The other group of Eastwood students was escorted to the Stephens Care Center by Kendal resident Anne Elder, who also provided them with a little information about the setting. Then Michele Tarsitano–Amato, Kendal’s director of creative arts therapy, offered specific advice on how to read to residents who might have hearing problems or other issues. “Speak loudly, clearly, and slowly,” she told them, “but don’t shout.”

 

About an hour after they arrived, the Eastwood students said farewell to Kendal and climbed on their bus to travel back to the school. The children and the residents and Kendal might have quoted another famous Dr. Seuss rhyme as they watched the yellow bus amble down the drive: “My goodness how the time has ‘flewn.’ How did it get so late so soon?”

 

Kendal resident Marie Evans and three Eastwood second-graders, (from left) Pablo Pineda, Soria Rodriguez, and Emma Miller, lead their fellow students to their reading assignments at Kendal for 2011 Read Across America Day.

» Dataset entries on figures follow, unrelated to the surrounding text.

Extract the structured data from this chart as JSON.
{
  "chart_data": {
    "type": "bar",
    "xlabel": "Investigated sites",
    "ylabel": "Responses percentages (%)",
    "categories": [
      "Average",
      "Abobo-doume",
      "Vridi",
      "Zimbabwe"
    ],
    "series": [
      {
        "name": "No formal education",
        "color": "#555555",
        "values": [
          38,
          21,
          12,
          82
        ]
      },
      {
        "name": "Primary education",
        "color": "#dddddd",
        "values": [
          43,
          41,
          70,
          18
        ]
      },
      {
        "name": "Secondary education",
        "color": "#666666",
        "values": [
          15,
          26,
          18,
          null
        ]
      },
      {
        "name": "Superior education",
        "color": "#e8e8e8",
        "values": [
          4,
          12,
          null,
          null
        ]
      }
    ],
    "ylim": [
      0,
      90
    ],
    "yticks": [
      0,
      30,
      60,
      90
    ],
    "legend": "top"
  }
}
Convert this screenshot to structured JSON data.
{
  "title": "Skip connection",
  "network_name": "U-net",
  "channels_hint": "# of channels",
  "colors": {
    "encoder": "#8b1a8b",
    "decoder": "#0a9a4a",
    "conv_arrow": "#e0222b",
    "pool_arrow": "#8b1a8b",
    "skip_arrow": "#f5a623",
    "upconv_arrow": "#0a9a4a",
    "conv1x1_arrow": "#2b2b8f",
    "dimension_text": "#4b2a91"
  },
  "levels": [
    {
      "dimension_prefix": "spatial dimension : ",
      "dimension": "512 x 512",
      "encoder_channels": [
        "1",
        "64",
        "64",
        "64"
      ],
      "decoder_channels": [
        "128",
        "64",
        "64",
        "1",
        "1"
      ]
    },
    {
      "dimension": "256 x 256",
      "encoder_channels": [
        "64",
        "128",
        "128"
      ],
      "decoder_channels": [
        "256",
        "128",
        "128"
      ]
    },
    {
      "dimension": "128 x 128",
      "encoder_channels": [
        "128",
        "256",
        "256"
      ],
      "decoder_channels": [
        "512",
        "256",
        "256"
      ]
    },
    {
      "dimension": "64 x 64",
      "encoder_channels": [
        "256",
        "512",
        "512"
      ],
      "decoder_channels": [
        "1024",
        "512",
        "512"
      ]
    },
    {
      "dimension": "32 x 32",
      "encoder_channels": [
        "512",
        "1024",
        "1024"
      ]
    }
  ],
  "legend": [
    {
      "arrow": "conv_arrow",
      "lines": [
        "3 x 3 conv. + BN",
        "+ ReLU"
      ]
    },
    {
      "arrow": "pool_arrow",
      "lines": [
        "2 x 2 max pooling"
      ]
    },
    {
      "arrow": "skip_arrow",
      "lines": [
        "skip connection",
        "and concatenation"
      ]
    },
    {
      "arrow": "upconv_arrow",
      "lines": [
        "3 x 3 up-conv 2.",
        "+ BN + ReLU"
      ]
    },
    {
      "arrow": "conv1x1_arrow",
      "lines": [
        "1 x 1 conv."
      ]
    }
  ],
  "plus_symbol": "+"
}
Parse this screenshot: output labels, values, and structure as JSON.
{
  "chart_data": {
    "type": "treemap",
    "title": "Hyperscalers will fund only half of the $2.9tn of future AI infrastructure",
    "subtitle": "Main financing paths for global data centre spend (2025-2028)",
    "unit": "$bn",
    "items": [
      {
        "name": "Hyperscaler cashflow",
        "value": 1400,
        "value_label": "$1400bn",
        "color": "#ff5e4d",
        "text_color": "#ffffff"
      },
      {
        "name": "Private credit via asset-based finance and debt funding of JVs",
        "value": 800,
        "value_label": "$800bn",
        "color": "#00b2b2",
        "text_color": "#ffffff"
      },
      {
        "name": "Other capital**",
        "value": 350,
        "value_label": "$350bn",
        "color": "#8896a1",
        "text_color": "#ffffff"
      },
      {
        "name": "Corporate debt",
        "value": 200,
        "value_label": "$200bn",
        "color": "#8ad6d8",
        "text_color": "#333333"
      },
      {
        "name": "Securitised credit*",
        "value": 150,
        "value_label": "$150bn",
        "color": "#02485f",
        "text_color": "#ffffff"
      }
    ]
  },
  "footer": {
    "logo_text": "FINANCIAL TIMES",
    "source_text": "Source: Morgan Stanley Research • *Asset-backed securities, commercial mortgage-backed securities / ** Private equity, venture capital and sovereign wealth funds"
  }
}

Eastwood second–grader Tessa Newson reads to Mary Jane Koster, a resident in the Stephens Care Center at Kendal at Oberlin.


Tucked comfortably into a corner, Eastwood second-grader Christopher Hunt (right) reads to Caleb Hougland in Kendal’s day care center.


Kendal day care staff member Jeni Hoover (right) holds Savannah Zimmerman and Mattie Stalzkowski points to the book as Eastwood student Zeke Locklear reads to the group, while his classmate Luis Allende (left) listens.